Mais dois envolvidos no assassinato de uma estudante em frente a um bar de Curitiba foram ouvidos nesta quarta-feira (5). O metalúrgico Agnaldo dos Santos Silva Rosa, 20, que estava no carro junto com o autor dos disparos, e seu pai, o porteiro Darci de Campos Rosa, 50, e que é o proprietário do veículo, prestaram depoimentos.
Agnaldo afirmou que estava embriagado quando entrou no carro e que não tinha visto que o amigo portava uma arma. Do banco de trás, ele disse em seu depoimento que apenas escutou os disparos de Leandro Machado Mota, de 20 anos. Já o porteiro relatou que apenas que emprestou o carro, como de costume.

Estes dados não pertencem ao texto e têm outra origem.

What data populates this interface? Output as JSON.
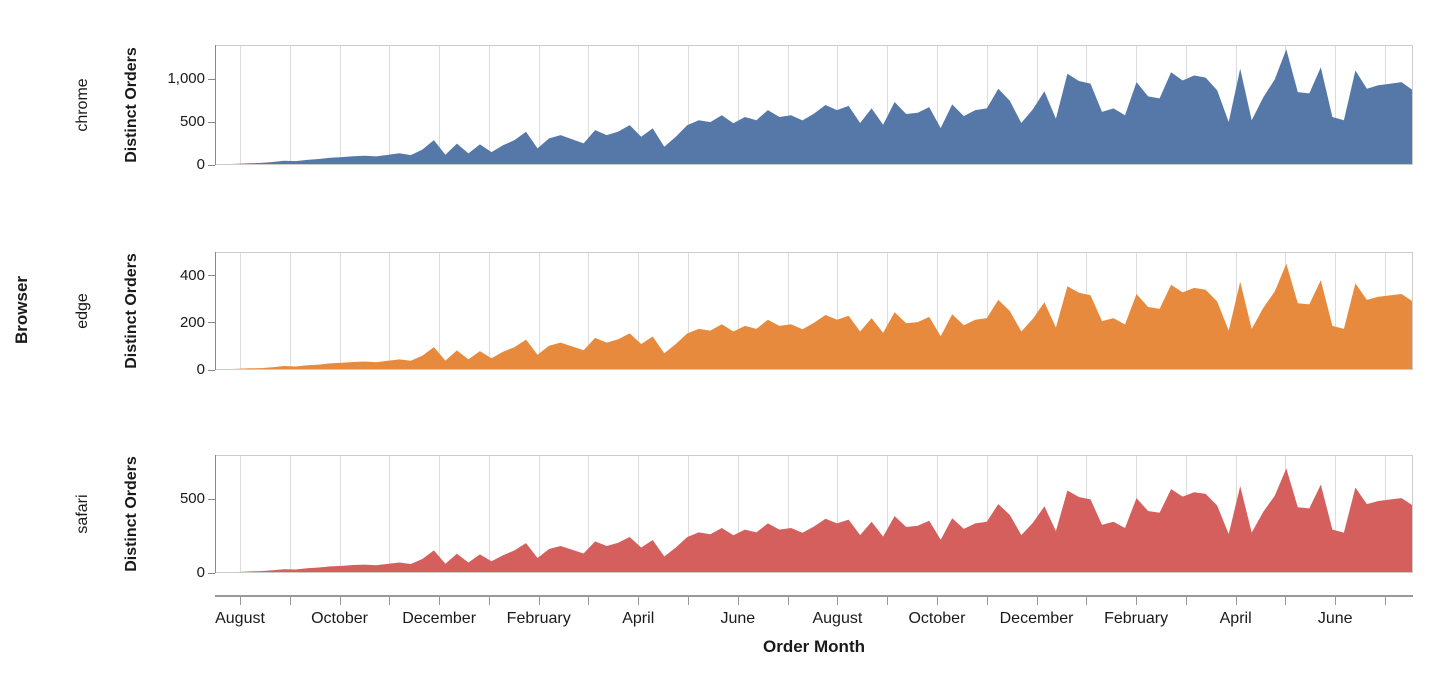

Nesta quinta-feira (6), devem comparecer na Delegacia de Homicídios de Curitiba os seguranças e outros funcionários do bar. Também foram chamados os funcionários do estacionamento onde estava o carro.
Disparos no bar
Na madrugada do último domingo (2), Mota e mais um amigo foram expulsos do Bangaloo Bar, localizado no Alto da XV, após uma confusão no interior da casa. Do lado de fora, ele teria esperado seu desafeto, o polidor de automóveis Juliano Szeremeta Lambech de Lacerda, de 20 anos, conhecido como "Polaco".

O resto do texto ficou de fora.